Myanmar ist ein Paradies für alle, die traditionelle Handwerksarbeiten, erlesene asiatische Stoffe, Schmuck und hochwertige Souvenirs lieben. Wer unter „Shopping“ jedoch das Durchstreifen der weltweit gleichförmigen hochglanzpolierten Shopping Malls versteht, wird in Myanmar (noch) enttäuscht werden.

Einkaufen in Yangon

Bislang gibt es lediglich in Yangon einige moderne Shopping Center, in denen westliche Marken, günstige Elektronikartikel und ähnliches zu kaufen sind. Das neue Taw Win Centre an der Pyay Road bietet dazu auch ein 3D-Kino und den angeblich größten Buchladen der Stadt. Gleich nebenan liegt das Sein Gay Har Super Center und auch das Ocean Super Centre ist nicht weit. Die asiatische Kette Blazon eröffnete bereits im Jahr 2000 einen dreistöckigen Mall in der U Wisara Road und wer vom Gewusel des Bogyoke Aung San Markets genug hat, kann sich nebenan in das klimatisierte FMI Centre flüchten. Mit den Angeboten anderer asiatischer Metropolen wie Bangkok, Singapur oder Kuala Lumpur kann Yangon oder Burma generell allerdings bei weitem noch nicht mithalten.

Wer ein authentisches Shopping-Erlebnis sucht, kommt in Yangon um den riesigen Bogyoke Aung San Market nicht herum, der 1926 als Scott Market gegründet wurde und nach der Unabhängigkeit von Burma den Namen des populären Generals erhielt. Auf zwei Etagen tummeln sich insgesamt 1.641 Läden und Verkaufsstände in einem Gewirr kleiner Gassen und Gänge, in denen der nichtsahnende Tourist durchaus verloren gehen kann. Besucher finden hier wunderschöne Handarbeiten, Schmuck und Kleidungsstücke, die auf Wunsch auch von den flinken Näherinnen vor Ort angepasst werden können. Wer auf einer Rundreise durch Burma keine schweren Souvenirs mit sich herumschleppen will, sollte vor dem Abflug aus Yangon unbedingt einige Stunden auf dem Markt einplanen um sich einzudecken.

Alternative Orte in Myanmar

In den anderen beliebten Touristenorten von Myanmar lohnt es sich vor allem, die kleinen Handwerksbetriebe aufzusuchen, die wunderschöne Artikel in sorgfältiger, zeitaufwändiger Arbeit herstellen.
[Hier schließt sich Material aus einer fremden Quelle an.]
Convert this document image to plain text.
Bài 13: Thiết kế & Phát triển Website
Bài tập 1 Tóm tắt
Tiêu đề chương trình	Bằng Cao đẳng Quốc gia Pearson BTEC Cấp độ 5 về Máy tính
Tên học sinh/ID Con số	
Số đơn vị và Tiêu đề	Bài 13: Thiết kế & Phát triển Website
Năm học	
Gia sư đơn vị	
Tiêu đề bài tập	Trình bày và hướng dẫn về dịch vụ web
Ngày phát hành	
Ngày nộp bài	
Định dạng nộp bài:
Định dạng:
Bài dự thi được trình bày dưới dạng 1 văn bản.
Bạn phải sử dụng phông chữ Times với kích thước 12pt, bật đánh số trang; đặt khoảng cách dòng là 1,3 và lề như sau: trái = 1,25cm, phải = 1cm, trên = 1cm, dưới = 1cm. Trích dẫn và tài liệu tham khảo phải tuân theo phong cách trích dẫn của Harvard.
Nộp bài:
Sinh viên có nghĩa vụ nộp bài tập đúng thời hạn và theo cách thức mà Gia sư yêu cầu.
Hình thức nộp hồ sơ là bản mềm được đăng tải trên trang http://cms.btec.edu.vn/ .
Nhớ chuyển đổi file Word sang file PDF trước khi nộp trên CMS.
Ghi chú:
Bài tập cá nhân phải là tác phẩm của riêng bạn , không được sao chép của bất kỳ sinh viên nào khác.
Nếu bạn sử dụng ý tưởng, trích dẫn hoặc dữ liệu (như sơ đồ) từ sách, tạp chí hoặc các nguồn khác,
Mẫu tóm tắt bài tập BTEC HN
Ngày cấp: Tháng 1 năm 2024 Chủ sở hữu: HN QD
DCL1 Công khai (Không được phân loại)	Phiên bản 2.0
Der Touristendollar fließt heute zwar nicht mehr ganz so gnadenlos in die Taschen des Militärregimes wie noch vor einigen Jahren, doch noch immer ist der Kauf bei örtlichen Handwerkern eine der wenigen Möglichkeiten für Touristen, die einfachen Menschen des Landes ein wenig zu unterstützen.

Mandalay

In Mandalay sind für Shopping Erlebnisse der Yadanarbon Market mit über 2.000 Ständen und Läden, sowie der etwas kleinere Zegyo Market die besten Anlaufstellen für die lokal produzierte Handwerkskunst in Burma. Hier kann man zum Beispiel Schmuckstücke aus Silber, herrliche Stoffe aus Seide oder Baumwolle (die vor allem als wunderschöne longyis gekauft und getragen werden können) und Holzschnitzereien einkaufen. Mandalay ist auch der beste Shopping Ort in Myanmar für alle, die eine Buddhafigur mit nach Hause nehmen wollen: Es gibt sie in den unterschiedlichsten Größen, aus unterschiedlichen Materialien und in den verschiedenen Positionen des Buddha. Von einem winzigen Buddha aus Jade im Lotussitz bis zum 3 Meter langen liegenden Buddha aus Stein ist alles dabei.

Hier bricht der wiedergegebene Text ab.